화학공학소재연구정보센터
Journal of Physical Chemistry B, Vol.106, No.1, 176-184, 2002
Electron transfer Modeling in condensed phase by molecular dynamics simulation: Application to methylene blue-guanine complex in water
The classical molecular dynamics simulation method was applied to the study of the electron transfer (ET) occurring in the optically excited methylene blue-guanine complex in water. The basic assumptions of Marcus model for ET in polar solvents were proven to be valid in the present case: the solvent orientation in the solute electric field was found to be the actual reaction coordinate, and the free energy dependence on reaction coordinate was found to be parabolic.
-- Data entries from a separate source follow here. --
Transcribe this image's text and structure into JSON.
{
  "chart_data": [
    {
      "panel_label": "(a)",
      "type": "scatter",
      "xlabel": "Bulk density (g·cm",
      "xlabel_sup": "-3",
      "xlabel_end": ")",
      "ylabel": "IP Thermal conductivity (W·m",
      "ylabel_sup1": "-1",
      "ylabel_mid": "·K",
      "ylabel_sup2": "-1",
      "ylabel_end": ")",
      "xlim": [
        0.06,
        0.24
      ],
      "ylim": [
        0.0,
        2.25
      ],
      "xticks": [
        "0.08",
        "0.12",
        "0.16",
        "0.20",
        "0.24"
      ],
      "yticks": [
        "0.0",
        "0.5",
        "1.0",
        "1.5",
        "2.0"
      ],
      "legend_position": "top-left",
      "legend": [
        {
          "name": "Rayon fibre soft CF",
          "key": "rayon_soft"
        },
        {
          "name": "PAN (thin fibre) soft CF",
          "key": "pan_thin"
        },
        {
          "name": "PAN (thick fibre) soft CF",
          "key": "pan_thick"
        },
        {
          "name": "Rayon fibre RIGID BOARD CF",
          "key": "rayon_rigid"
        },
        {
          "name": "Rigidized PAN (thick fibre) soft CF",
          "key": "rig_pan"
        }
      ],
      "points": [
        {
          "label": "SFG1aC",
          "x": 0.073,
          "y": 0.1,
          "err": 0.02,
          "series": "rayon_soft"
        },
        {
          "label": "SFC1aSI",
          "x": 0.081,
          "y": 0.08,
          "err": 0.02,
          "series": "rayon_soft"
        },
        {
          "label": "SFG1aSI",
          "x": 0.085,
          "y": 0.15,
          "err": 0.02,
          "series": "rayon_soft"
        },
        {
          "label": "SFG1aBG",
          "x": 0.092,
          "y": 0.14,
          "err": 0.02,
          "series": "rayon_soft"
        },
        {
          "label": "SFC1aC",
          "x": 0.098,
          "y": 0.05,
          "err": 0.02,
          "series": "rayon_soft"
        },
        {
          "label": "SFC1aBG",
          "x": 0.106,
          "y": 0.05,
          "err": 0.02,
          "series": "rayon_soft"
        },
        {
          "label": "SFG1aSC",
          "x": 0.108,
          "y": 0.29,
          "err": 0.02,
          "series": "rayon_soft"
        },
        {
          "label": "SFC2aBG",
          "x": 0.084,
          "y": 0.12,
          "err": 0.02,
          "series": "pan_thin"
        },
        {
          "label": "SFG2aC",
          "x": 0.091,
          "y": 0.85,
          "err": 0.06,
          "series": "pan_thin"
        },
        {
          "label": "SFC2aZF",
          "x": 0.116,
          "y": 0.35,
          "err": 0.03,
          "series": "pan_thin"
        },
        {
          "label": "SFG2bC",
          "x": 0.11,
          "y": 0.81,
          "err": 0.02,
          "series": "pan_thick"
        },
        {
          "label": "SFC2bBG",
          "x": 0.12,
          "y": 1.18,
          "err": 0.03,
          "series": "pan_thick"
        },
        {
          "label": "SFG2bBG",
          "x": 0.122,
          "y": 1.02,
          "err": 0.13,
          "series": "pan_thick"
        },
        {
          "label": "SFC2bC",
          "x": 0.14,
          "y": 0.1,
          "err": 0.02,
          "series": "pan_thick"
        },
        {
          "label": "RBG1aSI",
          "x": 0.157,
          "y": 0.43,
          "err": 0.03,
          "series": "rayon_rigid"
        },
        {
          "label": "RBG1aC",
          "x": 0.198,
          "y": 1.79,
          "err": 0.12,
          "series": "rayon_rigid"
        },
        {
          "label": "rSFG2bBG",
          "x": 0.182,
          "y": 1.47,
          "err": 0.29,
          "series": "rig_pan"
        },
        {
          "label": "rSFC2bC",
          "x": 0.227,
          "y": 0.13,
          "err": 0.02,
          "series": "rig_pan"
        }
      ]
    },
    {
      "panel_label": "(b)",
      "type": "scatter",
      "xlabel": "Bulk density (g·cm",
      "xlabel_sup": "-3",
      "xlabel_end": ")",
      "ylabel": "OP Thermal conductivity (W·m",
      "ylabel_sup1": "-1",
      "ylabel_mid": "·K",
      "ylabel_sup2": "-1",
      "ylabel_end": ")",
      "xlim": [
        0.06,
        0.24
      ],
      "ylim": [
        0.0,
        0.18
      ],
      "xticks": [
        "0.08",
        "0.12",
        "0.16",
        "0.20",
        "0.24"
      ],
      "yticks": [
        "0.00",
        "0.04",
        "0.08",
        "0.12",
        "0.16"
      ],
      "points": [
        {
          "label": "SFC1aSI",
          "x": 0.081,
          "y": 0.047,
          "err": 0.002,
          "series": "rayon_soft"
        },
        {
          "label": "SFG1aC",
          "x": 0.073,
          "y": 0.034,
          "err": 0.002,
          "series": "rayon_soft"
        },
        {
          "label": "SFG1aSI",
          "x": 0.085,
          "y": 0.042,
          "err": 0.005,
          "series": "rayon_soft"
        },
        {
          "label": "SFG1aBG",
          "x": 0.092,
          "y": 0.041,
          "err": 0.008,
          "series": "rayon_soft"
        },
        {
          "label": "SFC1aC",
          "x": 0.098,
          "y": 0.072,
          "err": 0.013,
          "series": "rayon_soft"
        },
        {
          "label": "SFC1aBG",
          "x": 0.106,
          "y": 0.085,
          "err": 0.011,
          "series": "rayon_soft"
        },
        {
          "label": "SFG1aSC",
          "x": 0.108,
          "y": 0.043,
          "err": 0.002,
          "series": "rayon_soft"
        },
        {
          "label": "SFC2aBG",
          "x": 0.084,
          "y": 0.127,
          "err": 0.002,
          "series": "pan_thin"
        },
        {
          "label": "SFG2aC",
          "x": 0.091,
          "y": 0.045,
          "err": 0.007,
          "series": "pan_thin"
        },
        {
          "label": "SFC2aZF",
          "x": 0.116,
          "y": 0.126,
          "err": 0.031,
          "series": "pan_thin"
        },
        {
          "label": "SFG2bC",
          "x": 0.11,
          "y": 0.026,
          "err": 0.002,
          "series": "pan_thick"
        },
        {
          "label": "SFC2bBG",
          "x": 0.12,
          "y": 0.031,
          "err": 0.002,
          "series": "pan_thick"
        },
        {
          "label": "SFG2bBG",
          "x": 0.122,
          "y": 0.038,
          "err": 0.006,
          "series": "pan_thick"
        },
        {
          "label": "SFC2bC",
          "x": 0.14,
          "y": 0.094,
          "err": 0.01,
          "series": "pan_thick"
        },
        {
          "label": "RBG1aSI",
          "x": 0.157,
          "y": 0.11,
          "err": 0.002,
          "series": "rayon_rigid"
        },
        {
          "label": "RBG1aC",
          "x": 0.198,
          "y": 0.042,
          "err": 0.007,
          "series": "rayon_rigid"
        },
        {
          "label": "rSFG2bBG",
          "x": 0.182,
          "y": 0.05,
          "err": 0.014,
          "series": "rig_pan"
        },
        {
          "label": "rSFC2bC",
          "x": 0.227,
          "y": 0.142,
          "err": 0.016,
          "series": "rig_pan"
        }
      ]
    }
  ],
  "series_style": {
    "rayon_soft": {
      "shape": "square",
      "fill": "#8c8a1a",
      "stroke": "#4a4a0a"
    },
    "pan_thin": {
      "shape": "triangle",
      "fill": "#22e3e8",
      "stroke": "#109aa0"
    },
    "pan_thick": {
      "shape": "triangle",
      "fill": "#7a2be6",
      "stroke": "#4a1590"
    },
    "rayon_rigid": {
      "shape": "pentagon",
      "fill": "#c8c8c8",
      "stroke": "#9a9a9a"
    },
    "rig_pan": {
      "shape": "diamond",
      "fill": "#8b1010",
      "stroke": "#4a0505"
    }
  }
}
The electronic contribution to the energetics of the process was calculated as the difference between the ionization potentials of reducing and that or the reduced species. On the basis of the free energy curves computed for the locally excited state (LE) and the charge transfer state (CT) a reaction activation energy of 2.0 kcal/mol and a reorganization energy of 27.1 kcal/mol were derived. Solvent and solute dynamics were analyzed by computing the time auto-correlation functions for the corresponding energy terms. Both solvent and internal relaxation were found to be nonexponential but with different time constants: 20 fs, 400 fs, and 1.5 ps for solvent and 40 fs, 1 ps, and 5 ps for internal relaxation. It was also found by analyzing simulated reaction trajectories that the transition state approximation is valid for the present electron transfer process if the coupling between the LE. and the CT state does not significantly modifies the free energy barrier.